Fig. 3. Relationship between reciprocal water temperature and the logarithm of the ¹³⁷Cs distribution coefficient (van ’t Hoff plot) 

By contrast, in the forested rivers the observed data were not reproduced well by the theoretical equation (the coefficient of determination R² was much lower than in the agricultural rivers). This suggests that dissolved ¹³⁷Cs concentrations in forested rivers are not determined solely by the ¹³⁷Cs concentration balance (ion exchange) between dissolved and particulate forms, but are also influenced by ¹³⁷Cs contained in leaf litter (forest floor litter) and by potassium ions (K⁺), which behave chemically in a similar way to ¹³⁷Cs in water. 

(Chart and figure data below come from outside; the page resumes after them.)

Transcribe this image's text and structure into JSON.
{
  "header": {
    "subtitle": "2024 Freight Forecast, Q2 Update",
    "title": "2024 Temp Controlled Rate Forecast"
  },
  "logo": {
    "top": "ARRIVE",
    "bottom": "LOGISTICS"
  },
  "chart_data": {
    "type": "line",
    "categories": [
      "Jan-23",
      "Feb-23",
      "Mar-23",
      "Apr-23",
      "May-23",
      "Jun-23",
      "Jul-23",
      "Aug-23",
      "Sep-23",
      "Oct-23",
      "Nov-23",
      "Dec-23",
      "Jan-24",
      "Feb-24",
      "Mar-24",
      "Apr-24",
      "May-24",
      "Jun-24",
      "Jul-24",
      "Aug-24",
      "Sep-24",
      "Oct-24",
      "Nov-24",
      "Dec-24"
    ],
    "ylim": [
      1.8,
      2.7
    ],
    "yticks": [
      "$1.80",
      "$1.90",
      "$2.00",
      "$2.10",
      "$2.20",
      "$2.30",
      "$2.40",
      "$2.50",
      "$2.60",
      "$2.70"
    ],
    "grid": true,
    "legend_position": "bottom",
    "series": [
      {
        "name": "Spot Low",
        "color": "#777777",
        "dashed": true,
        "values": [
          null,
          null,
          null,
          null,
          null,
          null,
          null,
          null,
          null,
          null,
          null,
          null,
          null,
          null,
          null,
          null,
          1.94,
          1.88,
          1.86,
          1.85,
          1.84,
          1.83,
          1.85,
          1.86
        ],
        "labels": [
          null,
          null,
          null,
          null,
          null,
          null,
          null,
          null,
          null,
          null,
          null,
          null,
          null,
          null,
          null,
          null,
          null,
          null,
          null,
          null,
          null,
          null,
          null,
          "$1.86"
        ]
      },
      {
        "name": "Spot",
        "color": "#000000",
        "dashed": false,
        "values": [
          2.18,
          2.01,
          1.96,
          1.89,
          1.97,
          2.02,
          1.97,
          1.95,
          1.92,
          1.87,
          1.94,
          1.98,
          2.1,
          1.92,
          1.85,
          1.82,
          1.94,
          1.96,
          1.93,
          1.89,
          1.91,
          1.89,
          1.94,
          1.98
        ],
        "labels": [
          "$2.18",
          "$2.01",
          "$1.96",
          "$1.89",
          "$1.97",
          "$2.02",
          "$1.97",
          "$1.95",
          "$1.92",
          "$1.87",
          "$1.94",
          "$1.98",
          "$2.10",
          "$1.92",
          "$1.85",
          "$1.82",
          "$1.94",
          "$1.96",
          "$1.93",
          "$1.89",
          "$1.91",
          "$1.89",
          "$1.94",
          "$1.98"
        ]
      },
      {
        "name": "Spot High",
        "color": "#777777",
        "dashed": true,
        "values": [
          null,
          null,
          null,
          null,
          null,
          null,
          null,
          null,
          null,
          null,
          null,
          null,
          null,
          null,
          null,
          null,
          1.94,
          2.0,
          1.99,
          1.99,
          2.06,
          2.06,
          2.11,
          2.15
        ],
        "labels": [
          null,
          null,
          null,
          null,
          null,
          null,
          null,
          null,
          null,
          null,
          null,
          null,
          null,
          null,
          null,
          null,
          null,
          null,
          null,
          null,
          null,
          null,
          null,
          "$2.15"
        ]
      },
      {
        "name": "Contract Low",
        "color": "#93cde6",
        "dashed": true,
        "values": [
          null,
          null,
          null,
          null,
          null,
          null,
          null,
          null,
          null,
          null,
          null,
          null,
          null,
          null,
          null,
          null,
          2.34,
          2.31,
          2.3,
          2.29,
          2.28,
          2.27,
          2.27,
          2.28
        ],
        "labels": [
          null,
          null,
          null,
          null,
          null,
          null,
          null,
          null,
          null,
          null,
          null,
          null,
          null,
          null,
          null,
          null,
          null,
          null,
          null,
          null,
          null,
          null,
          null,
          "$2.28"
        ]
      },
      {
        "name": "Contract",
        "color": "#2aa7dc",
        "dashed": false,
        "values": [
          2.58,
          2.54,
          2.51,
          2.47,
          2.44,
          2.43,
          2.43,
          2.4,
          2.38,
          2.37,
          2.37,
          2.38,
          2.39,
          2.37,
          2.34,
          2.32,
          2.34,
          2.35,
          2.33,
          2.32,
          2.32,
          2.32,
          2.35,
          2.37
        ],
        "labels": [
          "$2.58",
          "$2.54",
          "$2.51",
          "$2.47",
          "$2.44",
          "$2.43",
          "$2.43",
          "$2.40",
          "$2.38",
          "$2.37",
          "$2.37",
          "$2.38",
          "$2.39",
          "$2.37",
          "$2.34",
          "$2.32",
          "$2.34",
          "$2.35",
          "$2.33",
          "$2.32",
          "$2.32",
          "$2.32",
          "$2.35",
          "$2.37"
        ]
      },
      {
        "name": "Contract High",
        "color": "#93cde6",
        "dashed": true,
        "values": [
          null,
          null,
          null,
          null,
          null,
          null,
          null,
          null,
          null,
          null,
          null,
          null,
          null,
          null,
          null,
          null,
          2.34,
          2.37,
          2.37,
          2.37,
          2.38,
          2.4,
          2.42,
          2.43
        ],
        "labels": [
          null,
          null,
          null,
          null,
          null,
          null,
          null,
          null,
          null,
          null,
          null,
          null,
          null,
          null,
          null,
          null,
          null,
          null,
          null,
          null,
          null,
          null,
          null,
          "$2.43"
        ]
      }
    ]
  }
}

Variation in particulate ¹³⁷Cs concentrations: effects of storm runoff and decontamination work 

Although particulate ¹³⁷Cs concentrations in river water did not show a periodic variation like that of dissolved ¹³⁷Cs, long-term analysis of the data revealed fluctuations caused by rainfall events and by decontamination work. The most marked tendencies were found in the agricultural rivers: as the concentration of suspended solids (SS) increased, the ¹³⁷Cs concentration in SS decreased. One possible explanation is that stronger rainfall increases the proportion of soil from agricultural land that has relatively low ¹³⁷Cs concentrations (because decontamination has been carried out) in the SS. 

In the Mano River, a pronounced decrease in ¹³⁷Cs concentration in SS was observed from 2015 to 2016, when decontamination was carried out in the catchment. This suggests that removal of ¹³⁷Cs from agricultural land through decontamination contributed to lower ¹³⁷Cs concentrations in river water.